# Colnago Super "Touring" Bike FS on Ebay!!!



## jrisles (Jun 17, 2004)

Hi Guys

In case you haven't seen it yet there is a Colnago Super Touring bicycle for sale on ebay. I have attached the pics. (I have tried to cut and paste the ebay links in a posting before but they don't appear ever to work, so just go to ebay.com and do a search on Colnago Super in the cycling section for more details).

Not only is ebay great for looking at some great deals but you learn alot about the history of bicycles as well. I had no idea that Colnago brought out a touring model??

If i had the spare cash i'd buy it. But i have just purchased my first ever Colnago from ebay. (pics in this thread http://forums.roadbikereview.com/showthread.php?t=8271  )

Let us know if you bid for it.

cheers
Jeff
Brisbane, Australia


----------



## Guest (Jul 29, 2004)

*That's mine....*

Well, at least it is identical to the super that I had back in the early 80's. The only difference was that my seat was the yellow turbo seat. If you look at the chain stay, you will see a "Racer Sportif" sticker. This is a dealer in the Bloor West area of Toronto. I picked up my Super from that place as well. The ride on this bike was awesome with excellent breaking and shifting even though it was non-indexed. I wish I had never sold the thing!

Cheers!





jrisles said:


> Hi Guys
> 
> In case you haven't seen it yet there is a Colnago Super Touring bicycle for sale on ebay.
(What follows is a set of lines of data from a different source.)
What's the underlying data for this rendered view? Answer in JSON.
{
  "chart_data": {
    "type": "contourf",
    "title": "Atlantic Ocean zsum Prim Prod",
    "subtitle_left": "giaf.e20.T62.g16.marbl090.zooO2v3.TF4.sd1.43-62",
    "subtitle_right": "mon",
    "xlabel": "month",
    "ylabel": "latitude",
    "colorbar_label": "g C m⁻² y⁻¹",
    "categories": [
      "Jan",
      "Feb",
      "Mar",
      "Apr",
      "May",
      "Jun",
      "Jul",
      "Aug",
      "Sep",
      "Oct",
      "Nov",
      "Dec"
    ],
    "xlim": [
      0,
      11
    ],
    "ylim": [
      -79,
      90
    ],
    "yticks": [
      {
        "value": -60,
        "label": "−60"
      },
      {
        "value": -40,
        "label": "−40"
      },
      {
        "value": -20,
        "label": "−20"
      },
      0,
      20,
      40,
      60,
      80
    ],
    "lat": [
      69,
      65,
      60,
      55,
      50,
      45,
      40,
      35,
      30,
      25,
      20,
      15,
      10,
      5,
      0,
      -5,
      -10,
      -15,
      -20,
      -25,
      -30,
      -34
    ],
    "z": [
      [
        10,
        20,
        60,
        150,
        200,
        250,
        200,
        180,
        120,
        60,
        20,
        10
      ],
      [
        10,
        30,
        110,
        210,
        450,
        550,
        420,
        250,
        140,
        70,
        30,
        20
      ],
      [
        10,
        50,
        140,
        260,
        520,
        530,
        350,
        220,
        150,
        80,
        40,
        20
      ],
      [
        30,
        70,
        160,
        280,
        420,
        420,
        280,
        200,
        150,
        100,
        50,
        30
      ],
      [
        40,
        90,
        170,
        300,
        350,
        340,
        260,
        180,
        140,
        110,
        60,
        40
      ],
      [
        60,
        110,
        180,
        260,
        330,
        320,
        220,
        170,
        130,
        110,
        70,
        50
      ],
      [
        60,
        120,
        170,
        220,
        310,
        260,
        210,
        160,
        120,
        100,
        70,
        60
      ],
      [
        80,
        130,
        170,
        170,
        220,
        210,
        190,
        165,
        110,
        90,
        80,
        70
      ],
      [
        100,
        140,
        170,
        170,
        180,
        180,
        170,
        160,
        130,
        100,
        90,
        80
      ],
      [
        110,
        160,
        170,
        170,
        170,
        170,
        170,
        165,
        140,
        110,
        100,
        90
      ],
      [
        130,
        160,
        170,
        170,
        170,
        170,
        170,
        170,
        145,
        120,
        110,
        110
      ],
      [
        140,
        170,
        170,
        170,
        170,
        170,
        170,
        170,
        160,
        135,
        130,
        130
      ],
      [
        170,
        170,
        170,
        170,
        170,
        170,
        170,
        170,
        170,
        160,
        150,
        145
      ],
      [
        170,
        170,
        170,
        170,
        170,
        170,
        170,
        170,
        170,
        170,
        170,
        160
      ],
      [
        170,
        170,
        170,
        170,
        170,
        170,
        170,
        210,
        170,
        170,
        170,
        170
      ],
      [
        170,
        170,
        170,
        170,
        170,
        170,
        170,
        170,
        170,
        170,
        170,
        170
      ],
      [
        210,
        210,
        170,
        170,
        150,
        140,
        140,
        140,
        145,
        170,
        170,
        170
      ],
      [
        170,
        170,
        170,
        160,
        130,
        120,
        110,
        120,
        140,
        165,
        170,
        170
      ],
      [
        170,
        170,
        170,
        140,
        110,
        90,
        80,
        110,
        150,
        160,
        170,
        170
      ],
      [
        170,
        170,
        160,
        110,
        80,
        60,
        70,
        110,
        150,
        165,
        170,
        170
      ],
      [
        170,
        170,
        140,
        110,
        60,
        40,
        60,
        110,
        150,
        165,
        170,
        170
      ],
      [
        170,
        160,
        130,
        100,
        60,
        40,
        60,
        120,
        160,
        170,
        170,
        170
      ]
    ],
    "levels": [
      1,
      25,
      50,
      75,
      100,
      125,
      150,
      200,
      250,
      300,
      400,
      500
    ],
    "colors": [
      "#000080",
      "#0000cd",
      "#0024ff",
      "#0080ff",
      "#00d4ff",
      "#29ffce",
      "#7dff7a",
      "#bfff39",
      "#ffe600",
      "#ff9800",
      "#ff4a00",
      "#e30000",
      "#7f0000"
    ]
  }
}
I have attached the pics. (I have tried to cut and paste the ebay links in a posting before but they don't appear ever to work, so just go to ebay.com and do a search on Colnago Super in the cycling section for more details).
> 
> ...


----------



## jrisles (Jun 17, 2004)

*This could be yours??*

How do you know that it isn't yours? With just the saddle changed? Your chance to buy it back perhaps?

cheers jeff


----------



## Guest (Jul 29, 2004)

*Touring was the key*

I just noted the "touring" part of the bike's name. My Super did not have the mounts for the rear rack. My bike was the identical racing version without the mounts (or whatever they are called). Still a very nice bike!


Cheers!





jrisles said:


> How do you know that it isn't yours? With just the saddle changed? Your chance to buy it back perhaps?
> 
> cheers jeff


----------



## cyclophile (Jul 18, 2004)

*Beautiful, and my size, but ...*

... at $4000 starting bid, too rich for my blood, especially since I'd actually, like, ride the thing - commute on it, even.
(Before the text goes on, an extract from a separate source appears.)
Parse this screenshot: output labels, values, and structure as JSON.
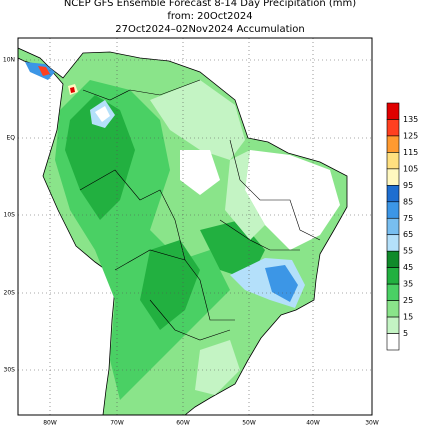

I'm watching the auction to see if anyone bites.


----------



## KrazyDog (Nov 17, 2004)

*I picked up the same bike just last week!!*

Hi!

I just picked up the exact same Bike just last week. Granted it´s not as "clean" as the one you posted and has lots of nicks on the paint (but no rust, scratches or dents). I do not know much about Colnago (or Bikes for that matter, I´m just a recreational rider but a Helluva handyman...lol ) and was thinking about restoring it a bit and was wondering if it would be worth my time and what, in your collective professional opions, should I change out, whats worth keeping and what should I watch out for?
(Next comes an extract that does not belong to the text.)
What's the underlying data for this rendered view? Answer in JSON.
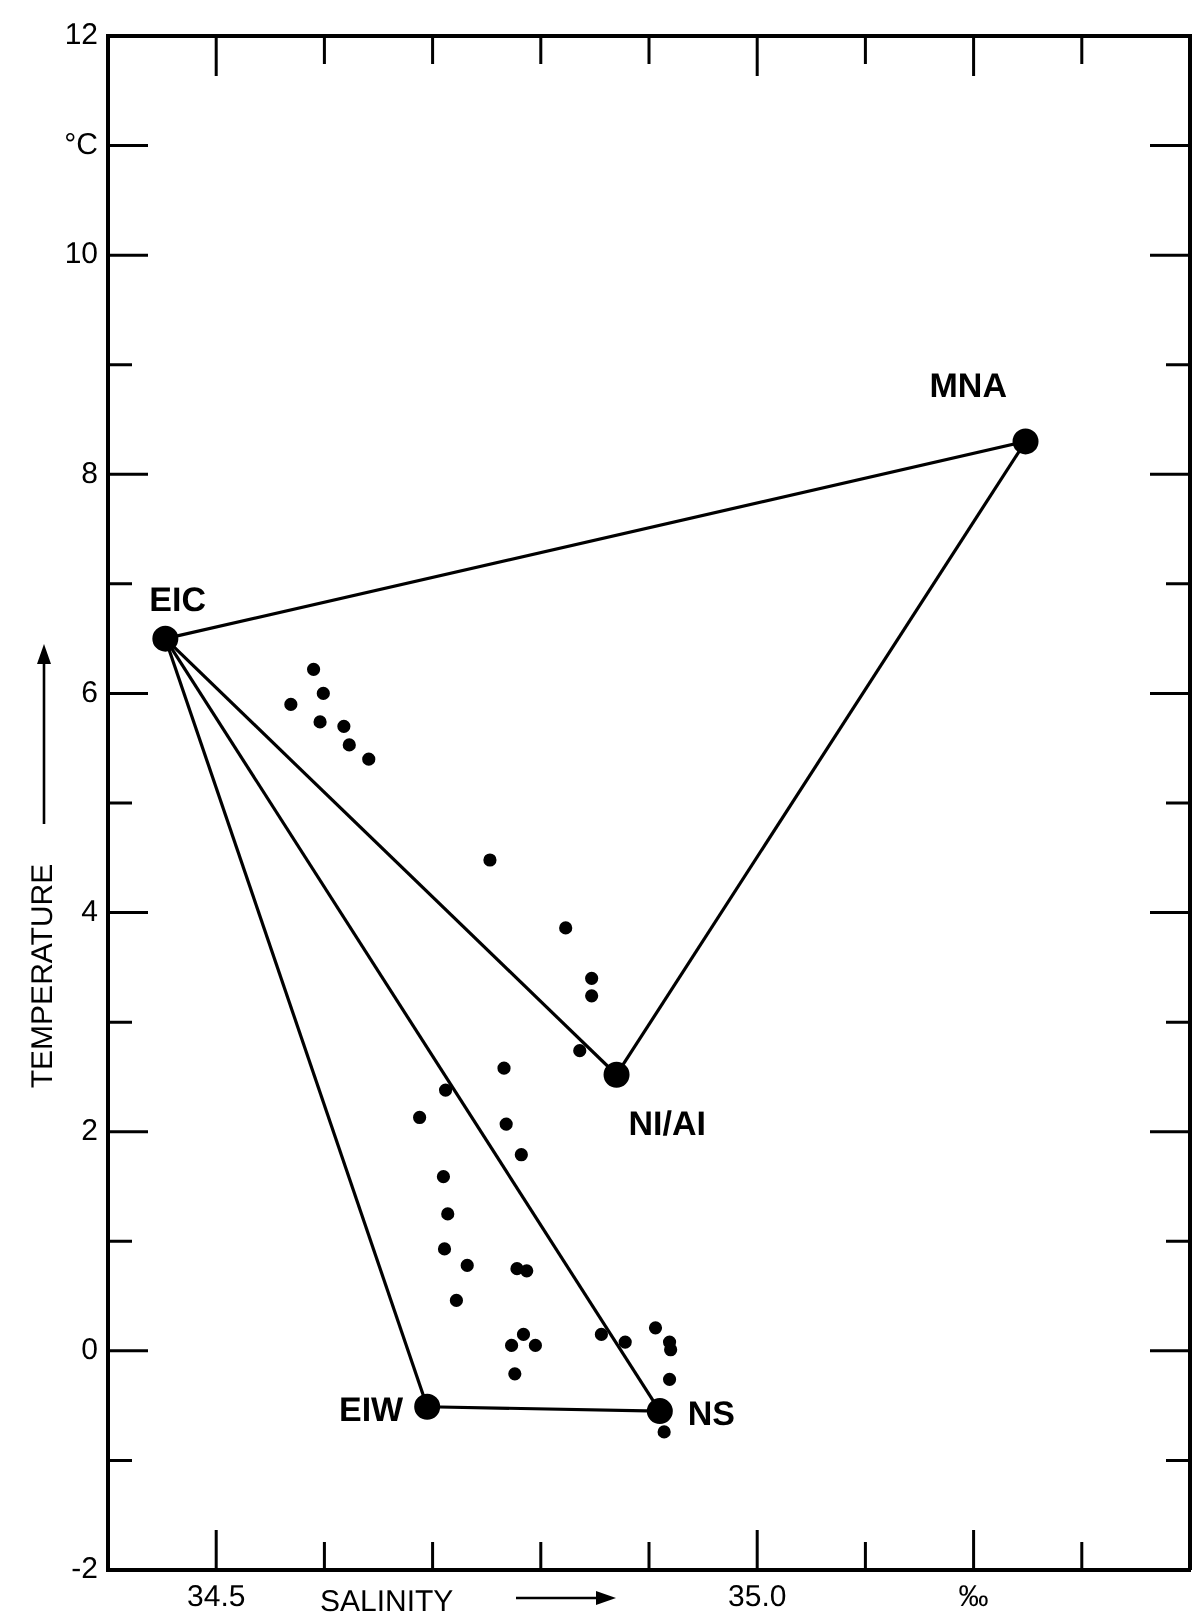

Here is a laymans description of the Bike:

Colnago Super (not sure if it is a Touring or Racing - how can you tell?)
12 Speed
Mavic Wheels - Sprint Gipiemme
Brakes, Shifters and Cranks are all Campagnolo
Brakes marked with - Brev. Inter.
Front Crank marked with - Brev. <53>
Shifters just say Campagnolo, no other markings
Saddle is a Selle Royal "Shark"
Seat Post is Laprade 5R
Pedals - Look Arc Worlds

not sure how your supposed to measure the frame but this is how i did it:
from the top of the seat tube to where it connects to the crankshaft is 55cm
and the length of the cross tube is 53cm from where it connects to both vertical tubes.
On the crossbar next to the Colnago Super sticker are the initials MB stamped into both sides of the frame, not sure if that is relevant or not?

I took some pics and posted them here, Im not a photographer and the light was not the best but you get a pretty good idea what the bike looks like:

http://www.krazydogz.de/Bike/colnago.htm

Any help, suggestions or tips for restoring would be greatly appreciated!

PS: what would be the approx. value of the bike in its present state and one that is in mint condition (just so I can get an idea of how much I have/will invest/ed)

Thanks in advance,

Paolo


----------